Hello Cisco ISE lover,

Currently, we have inquiry related to user AD can't change the password once it expired. It look like the secure client agent or what else block the connection access to AD, but what we notice from PC has status "Password Change Successfully" but not yet sync to AD.

Please kindly share your solution which able allow user to change password by themselves.
Thank you,

wajidhassan · ‎06-26-2025

Hey @oum-odom,

Yes, you can allow LDAP access without using a fallback VLAN by modifying your ISE policy to permit limited access during the pre-auth phase. In your ISE authorization rules, create a condition that detects users with expired passwords (or failed PEAP-MSCHAPv2 due to "change password required") and apply a special dACL (Downloadable ACL) that only allows traffic to your domain controllers on LDAP (389) or LDAPS (636).

This way, users can reach AD just enough to change their password, without giving full network access or switching VLANs.

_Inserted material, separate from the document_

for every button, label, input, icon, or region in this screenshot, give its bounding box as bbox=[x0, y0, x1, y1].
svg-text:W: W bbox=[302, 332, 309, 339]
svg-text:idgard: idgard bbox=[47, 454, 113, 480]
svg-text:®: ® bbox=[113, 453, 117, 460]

View solution in original post

Enes Simnica · ‎06-20-2025

good day G. the classic password sync headache LOL! Would be a good start to try the / essentials first: check if secure client is blocking LDAP (389/636) to your DCs. Then/ have users clear Credential Manager caches and try changing via Ctrlaltdel on wired. If using CoA, verify policies aren't interrupting the change. and if no result, try: nltest /sc_reset might help. Thats all i can think for now......

hope it helps G..

-Enes

more Cisco?!
more Gym?!

oum-odom · ‎06-24-2025

What is nltest /sc_reset? @Enes Simnica

wajidhassan · ‎06-24-2025

Hey @oum-odom,

This usually happens because when a user's AD password expires, the device can’t reach the domain controller properly over 802.1X. Secure Client or ISE policies might block LDAP (389/636) before full authentication, causing the password change to fail syncing with AD.

Make sure the device has access to the domain controller before authentication, either by allowing limited pre-auth access or using a fallback VLAN for expired-password scenarios. Also, ensure the Ctrl+Alt+Del password change method is used on a wired connection where possible.

Lastly, if the machine’s trust with the domain is broken, running nltest /sc_reset can help re-establish the secure channel. nltest /sc_reset is a Windows command that resets the secure channel between the PC and Active Directory. If trust is broken between the PC and the domain, this helps restore it and can fix sync issues after password changes.

oum-odom · ‎06-25-2025

Is there any solution to allow LDAP without creating fallback VLAN?

wajidhassan · ‎06-26-2025

Hey @oum-odom,

Yes, you can allow LDAP access without using a fallback VLAN by modifying your ISE policy to permit limited access during the pre-auth phase. In your ISE authorization rules, create a condition that detects users with expired passwords (or failed PEAP-MSCHAPv2 due to "change password required") and apply a special dACL (Downloadable ACL) that only allows traffic to your domain controllers on LDAP (389) or LDAPS (636).

This way, users can reach AD just enough to change their password, without giving full network access or switching VLANs.